With the  pressures of life, many tend to push themselves to the point of burnout.

They do this with habits such as not getting enough sleep, eating too much processed foods, drinking too much coffee and then overextending themselves with work. On top of all of this, we are exposed to environmental toxins leaving us stressed, anxious and too wired.  Fortunately our bodies were designed to deal with this onslaught of “stuff” because our adrenal glands produce hormones such as cortisol, epinephrine and norepinephrine when the body reads that it is in a “dangerous” situation.
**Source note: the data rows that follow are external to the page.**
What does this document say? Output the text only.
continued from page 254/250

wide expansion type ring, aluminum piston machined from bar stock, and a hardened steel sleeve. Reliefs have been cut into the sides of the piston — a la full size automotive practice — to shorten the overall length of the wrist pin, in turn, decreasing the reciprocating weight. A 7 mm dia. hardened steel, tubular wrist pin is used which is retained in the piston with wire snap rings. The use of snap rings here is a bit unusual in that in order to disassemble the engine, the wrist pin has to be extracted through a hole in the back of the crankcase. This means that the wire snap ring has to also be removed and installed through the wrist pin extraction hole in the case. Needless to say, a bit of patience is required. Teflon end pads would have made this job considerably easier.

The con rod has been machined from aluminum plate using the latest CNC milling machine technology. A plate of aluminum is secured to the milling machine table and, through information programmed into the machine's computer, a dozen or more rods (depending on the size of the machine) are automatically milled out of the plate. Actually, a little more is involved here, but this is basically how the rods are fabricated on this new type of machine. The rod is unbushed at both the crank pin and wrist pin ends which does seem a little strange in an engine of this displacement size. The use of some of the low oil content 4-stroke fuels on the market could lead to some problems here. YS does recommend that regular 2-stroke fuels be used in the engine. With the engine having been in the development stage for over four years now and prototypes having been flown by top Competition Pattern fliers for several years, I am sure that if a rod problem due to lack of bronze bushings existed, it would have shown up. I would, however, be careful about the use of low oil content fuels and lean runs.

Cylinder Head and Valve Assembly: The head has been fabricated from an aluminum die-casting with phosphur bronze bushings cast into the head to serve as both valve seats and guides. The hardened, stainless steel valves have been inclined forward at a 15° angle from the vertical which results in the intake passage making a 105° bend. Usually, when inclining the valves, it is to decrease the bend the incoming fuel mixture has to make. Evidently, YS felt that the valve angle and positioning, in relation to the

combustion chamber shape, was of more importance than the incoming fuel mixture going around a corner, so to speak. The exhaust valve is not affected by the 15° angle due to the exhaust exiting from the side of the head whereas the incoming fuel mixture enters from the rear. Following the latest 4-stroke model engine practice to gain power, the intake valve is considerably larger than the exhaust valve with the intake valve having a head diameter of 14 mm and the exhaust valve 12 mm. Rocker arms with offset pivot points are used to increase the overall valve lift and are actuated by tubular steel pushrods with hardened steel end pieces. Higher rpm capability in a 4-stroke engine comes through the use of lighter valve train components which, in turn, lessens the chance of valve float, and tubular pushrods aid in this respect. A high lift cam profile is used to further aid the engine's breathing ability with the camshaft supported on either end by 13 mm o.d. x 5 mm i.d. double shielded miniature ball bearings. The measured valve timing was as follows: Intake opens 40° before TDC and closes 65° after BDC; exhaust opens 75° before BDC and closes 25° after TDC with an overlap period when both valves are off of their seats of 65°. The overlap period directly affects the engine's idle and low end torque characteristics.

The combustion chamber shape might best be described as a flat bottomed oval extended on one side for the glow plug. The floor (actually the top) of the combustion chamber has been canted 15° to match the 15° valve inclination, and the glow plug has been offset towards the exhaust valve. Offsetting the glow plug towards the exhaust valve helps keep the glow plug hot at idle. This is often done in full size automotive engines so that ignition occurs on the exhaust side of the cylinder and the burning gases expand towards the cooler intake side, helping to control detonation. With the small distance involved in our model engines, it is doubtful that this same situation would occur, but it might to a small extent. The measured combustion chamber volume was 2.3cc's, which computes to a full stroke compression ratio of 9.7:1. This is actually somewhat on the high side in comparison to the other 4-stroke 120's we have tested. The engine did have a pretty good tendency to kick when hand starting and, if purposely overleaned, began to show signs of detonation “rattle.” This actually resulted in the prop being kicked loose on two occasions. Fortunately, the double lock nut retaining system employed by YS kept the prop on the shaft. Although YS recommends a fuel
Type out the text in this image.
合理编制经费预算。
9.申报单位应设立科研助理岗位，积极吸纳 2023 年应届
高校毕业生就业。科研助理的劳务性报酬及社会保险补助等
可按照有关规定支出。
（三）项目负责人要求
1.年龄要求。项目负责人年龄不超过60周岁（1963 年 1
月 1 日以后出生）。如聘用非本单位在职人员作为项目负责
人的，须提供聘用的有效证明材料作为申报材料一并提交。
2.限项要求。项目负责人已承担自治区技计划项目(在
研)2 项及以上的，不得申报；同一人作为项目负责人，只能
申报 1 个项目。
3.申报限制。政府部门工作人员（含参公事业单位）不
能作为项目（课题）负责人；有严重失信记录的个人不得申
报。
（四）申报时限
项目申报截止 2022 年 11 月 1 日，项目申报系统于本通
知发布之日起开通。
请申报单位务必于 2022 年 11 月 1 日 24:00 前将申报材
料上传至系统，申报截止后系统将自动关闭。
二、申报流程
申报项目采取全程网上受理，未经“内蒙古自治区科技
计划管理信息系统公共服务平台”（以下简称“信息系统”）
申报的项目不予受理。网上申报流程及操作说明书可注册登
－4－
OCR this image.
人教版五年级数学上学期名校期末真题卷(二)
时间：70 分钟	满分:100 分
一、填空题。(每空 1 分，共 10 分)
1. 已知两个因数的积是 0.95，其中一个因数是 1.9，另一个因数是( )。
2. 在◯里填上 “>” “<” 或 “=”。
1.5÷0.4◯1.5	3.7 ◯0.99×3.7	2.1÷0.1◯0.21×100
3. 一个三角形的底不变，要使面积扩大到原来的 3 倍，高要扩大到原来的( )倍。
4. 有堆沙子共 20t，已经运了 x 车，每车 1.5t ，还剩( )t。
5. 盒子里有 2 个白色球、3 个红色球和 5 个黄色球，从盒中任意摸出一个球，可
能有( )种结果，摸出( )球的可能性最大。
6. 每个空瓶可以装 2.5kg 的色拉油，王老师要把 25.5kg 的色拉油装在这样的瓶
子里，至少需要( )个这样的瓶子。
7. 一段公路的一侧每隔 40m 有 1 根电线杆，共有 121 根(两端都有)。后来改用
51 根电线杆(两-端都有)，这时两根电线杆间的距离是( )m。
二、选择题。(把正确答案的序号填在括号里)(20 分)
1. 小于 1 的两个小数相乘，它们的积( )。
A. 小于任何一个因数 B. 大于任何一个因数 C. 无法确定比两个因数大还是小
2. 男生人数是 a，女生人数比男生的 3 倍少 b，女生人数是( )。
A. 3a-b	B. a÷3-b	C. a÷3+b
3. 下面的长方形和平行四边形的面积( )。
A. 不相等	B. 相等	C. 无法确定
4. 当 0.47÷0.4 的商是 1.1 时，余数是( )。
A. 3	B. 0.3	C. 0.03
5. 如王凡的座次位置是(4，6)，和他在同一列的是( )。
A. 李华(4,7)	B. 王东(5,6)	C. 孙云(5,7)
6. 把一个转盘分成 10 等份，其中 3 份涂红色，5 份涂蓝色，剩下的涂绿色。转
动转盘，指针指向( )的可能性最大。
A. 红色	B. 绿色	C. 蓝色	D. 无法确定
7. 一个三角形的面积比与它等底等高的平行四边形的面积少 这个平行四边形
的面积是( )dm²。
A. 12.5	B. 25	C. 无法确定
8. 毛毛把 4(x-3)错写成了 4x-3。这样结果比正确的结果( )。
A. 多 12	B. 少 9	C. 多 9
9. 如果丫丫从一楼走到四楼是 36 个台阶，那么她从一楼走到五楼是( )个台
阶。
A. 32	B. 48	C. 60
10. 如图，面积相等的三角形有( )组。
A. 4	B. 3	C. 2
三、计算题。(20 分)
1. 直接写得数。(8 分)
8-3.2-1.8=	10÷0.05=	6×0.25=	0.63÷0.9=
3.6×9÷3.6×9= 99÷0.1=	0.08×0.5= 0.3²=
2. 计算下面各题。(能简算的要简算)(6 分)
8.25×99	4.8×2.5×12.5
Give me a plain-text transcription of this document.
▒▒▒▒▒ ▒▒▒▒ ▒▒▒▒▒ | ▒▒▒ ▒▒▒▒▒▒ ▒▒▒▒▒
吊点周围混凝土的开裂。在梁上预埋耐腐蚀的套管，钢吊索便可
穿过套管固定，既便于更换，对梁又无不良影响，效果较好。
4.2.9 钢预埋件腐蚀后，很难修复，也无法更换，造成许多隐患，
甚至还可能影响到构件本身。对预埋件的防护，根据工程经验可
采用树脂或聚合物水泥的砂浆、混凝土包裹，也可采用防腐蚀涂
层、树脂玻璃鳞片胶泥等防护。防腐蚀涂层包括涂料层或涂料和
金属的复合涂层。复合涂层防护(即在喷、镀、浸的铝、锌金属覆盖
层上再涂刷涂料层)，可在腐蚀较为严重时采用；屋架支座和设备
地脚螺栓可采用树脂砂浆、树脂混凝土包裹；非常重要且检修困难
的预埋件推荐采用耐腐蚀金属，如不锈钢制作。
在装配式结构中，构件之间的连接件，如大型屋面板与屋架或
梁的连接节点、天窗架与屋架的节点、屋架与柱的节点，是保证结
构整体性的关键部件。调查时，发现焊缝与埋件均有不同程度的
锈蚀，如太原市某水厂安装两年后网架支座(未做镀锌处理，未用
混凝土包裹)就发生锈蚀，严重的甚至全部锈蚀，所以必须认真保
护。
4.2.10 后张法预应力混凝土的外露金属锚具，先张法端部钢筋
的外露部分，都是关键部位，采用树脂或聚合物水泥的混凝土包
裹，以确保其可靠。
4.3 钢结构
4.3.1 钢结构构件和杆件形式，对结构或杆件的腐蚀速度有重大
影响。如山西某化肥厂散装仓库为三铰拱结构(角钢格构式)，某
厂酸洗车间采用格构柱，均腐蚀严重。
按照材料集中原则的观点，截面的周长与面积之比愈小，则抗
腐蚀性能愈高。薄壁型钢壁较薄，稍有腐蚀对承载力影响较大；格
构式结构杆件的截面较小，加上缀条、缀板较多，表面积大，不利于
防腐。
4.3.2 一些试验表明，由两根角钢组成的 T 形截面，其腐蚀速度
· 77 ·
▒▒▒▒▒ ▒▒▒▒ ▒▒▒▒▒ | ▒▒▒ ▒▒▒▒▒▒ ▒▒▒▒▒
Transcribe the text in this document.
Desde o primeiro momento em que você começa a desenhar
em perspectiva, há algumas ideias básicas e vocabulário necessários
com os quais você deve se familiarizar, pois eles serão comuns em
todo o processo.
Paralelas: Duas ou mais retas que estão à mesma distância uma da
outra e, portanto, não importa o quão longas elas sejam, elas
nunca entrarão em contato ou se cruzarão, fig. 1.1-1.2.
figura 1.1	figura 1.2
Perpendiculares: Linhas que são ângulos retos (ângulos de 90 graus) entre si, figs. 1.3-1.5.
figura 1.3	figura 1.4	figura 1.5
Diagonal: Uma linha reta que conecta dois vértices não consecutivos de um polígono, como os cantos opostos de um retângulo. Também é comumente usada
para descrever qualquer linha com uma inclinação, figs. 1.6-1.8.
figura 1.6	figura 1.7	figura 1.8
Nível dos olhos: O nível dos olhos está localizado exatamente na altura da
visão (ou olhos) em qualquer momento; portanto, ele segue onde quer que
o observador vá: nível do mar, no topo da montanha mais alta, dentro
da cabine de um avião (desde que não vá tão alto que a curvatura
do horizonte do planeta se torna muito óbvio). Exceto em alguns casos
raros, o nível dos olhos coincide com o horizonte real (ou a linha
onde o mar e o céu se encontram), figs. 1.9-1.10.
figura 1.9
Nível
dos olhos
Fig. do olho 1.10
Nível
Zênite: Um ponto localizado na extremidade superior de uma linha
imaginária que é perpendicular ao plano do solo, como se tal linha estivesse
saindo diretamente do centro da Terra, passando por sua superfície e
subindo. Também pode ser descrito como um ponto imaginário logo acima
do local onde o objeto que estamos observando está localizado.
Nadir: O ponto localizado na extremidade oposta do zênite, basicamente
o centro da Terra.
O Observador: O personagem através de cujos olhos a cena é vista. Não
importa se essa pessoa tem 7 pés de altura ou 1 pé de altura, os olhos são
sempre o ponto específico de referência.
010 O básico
In return, the amino acid GABA (gamma-aminobutyric acid) calms the brain down but when in short supply, it does make it more difficult for your body to relax.It helps to regulate the body’s internal rhythm and has an inhibitory effect. Artificial things that imitate GABA are alcohol, marijuana, and tranquilizers.  Unfortunately with time, the body gets accustomed to it and eventually requires more.

ImageThe amino acid GABA, if taken as a supplement can be a better option and is often used for relieving anxiety, improving mood, and treating ADHD. Other symptoms associated with low levels of GABA include the inability to kick back and relax, easily stressed and overwhelmed,  unusual sensitivity to loud noises lights or too much activity and feeling anxious when skipping meals.

Other things which can help balance this amino acid is Taurine which is found through protein rich foods.  It is naturally found in meats such as beef, lamb, fish, eggs, dairy products and brewer’s yeast. Theanine, found especially in green and oolong  also boost GABA as well as Specific B vitamins such as as B3, B6 and B12.

Foods high in glutamic acid also help.  here are some suggestions:  almonds, bananas, broccoli, brown rice, oats, lentils, spinach, shrimp, oranges,walnuts and rice bran.